AI-Generated Music Detection in Broadcast Monitoring
David López-Ayala 1, Asier Cabello 2, Pablo Zinemanas 2, Emilio Molina 2, Martín Rocamora 1
Published on arXiv
2602.06823
Output Integrity Attack
OWASP ML Top 10 — ML09
Key Finding
Models achieving high F1 in streaming scenarios drop below 60% F1 when music is background-masked by speech or restricted to short durations in broadcast conditions.
AI-OpenBMAT
Novel technique introduced
AI music generators have advanced to the point where their outputs are often indistinguishable from human compositions. While detection methods have emerged, they are typically designed and validated in music streaming contexts with clean, full-length tracks. Broadcast audio, however, poses a different challenge: music appears as short excerpts, often masked by dominant speech, conditions under which existing detectors fail.

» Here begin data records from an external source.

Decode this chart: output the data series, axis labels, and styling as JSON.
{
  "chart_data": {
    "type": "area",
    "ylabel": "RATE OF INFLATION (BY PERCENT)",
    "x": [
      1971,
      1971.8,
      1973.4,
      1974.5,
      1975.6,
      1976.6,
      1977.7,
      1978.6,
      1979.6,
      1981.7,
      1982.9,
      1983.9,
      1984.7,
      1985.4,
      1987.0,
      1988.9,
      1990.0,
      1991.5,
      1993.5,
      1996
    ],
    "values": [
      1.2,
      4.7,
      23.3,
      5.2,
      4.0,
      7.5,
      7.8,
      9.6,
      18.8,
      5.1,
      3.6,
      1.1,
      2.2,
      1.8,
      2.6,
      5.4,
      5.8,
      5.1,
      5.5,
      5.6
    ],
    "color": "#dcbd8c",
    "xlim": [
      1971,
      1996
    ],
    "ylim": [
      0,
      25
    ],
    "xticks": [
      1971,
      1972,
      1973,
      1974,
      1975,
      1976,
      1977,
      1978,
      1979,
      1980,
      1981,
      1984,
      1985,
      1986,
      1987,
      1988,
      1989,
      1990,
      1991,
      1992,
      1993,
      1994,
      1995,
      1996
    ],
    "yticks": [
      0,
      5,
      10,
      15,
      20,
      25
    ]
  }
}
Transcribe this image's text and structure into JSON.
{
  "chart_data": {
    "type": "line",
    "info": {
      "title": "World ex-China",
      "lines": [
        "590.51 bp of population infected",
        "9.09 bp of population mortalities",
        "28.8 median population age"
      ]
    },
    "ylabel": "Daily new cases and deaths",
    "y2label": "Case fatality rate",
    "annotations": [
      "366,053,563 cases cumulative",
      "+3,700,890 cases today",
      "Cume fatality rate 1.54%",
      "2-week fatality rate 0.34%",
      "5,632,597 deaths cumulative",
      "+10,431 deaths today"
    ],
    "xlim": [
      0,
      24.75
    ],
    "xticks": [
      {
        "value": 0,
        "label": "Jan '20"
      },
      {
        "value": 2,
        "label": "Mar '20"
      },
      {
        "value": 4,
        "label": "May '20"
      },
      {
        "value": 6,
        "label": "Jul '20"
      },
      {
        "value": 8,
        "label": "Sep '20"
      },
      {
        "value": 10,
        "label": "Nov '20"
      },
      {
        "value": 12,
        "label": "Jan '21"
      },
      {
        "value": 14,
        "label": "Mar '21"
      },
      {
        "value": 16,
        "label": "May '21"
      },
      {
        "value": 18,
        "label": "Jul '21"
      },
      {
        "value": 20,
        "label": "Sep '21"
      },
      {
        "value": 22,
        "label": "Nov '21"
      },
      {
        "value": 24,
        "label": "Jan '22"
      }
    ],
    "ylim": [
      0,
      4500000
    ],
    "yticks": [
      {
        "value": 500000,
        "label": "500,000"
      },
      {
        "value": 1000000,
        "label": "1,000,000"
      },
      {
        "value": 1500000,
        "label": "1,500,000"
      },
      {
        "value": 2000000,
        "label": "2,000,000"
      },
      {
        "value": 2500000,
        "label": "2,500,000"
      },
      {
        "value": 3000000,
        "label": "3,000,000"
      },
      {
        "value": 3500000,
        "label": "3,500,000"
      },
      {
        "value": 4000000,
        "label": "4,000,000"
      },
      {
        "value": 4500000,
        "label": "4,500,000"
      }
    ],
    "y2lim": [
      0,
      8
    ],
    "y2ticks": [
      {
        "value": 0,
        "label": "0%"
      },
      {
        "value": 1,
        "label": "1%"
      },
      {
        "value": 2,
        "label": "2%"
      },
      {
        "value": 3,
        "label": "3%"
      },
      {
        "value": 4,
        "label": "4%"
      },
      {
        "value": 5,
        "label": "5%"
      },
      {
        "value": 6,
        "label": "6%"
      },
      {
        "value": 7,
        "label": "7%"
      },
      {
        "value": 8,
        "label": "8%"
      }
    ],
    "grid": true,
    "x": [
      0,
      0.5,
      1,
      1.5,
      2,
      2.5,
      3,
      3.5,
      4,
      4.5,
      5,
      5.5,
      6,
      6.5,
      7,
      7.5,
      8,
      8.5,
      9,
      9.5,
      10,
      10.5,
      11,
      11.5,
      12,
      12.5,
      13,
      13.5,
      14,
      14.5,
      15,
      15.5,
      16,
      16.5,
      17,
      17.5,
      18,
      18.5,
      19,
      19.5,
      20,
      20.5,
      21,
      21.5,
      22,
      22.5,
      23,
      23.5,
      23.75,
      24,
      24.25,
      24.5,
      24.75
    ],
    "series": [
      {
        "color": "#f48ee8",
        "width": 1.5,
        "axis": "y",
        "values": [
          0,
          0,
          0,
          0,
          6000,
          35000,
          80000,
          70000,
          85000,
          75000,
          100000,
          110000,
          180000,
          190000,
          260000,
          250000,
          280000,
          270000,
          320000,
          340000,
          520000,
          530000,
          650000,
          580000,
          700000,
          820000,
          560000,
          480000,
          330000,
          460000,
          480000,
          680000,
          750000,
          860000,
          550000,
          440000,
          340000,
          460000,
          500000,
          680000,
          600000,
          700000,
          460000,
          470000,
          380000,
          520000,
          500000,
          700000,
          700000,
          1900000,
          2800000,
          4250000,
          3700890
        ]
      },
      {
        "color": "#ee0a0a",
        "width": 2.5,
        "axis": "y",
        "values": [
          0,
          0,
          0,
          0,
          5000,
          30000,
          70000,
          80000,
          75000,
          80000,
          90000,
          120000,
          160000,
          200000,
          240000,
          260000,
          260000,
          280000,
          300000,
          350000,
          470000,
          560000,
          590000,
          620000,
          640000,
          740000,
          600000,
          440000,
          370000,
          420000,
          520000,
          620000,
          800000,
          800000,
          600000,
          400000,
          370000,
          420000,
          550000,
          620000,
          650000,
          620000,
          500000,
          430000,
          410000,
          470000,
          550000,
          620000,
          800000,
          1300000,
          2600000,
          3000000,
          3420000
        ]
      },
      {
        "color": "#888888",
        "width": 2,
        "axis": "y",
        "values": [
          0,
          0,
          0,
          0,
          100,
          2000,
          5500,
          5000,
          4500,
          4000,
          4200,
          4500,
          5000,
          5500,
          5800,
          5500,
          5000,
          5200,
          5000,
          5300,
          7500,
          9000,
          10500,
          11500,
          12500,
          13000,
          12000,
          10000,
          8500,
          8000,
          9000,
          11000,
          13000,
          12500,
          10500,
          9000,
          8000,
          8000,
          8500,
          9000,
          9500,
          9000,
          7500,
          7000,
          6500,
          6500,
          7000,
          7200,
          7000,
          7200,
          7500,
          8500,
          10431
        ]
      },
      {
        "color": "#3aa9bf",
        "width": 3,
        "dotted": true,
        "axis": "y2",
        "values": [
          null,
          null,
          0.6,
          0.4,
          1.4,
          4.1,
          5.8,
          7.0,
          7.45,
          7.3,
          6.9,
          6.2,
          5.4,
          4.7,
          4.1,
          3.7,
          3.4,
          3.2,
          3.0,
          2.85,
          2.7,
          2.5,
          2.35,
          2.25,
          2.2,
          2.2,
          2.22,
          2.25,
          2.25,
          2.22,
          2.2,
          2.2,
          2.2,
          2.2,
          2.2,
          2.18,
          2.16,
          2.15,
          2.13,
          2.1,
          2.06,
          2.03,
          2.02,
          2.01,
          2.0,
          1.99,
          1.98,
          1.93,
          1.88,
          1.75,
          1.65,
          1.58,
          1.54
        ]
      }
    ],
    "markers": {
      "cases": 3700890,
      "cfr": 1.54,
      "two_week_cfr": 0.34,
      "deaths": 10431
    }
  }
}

In this work, we introduce AI-OpenBMAT, the first dataset tailored to broadcast-style AI-music detection. It contains 3,294 one-minute audio excerpts (54.9 hours) that follow the duration patterns and loudness relations of real television audio, combining human-made production music with stylistically matched continuations generated with Suno v3.5. We benchmark a CNN baseline and state-of-the-art SpectTTTra models to assess SNR and duration robustness, and evaluate on a full broadcast scenario. Across all settings, models that excel in streaming scenarios suffer substantial degradation, with F1-scores dropping below 60% when music is in the background or has a short duration. These results highlight speech masking and short music length as critical open challenges for AI music detection, and position AI-OpenBMAT as a benchmark for developing detectors capable of meeting industrial broadcast requirements.
Key Contributions
- AI-OpenBMAT: the first dataset (3,294 one-minute excerpts, 54.9 hours) tailored to AI-generated music detection under broadcast conditions, pairing human-composed tracks with Suno v3.5 stylistic continuations at realistic broadcast SNR and duration distributions
- Systematic benchmarking of CNN baseline and SpectTTTra models across SNR sweeps, duration sensitivity tests, and full broadcast scenario evaluation
- Demonstration that state-of-the-art streaming-centric detectors degrade substantially in broadcast settings, with F1-scores falling below 60% under speech masking or short music duration
🛡️ Threat Analysis
The paper's core contribution is evaluating detectors of AI-generated audio content (music) — a direct instance of output integrity and content provenance verification. AI-generated content detection (deepfakes, synthetic audio, AI text) is explicitly within ML09 scope.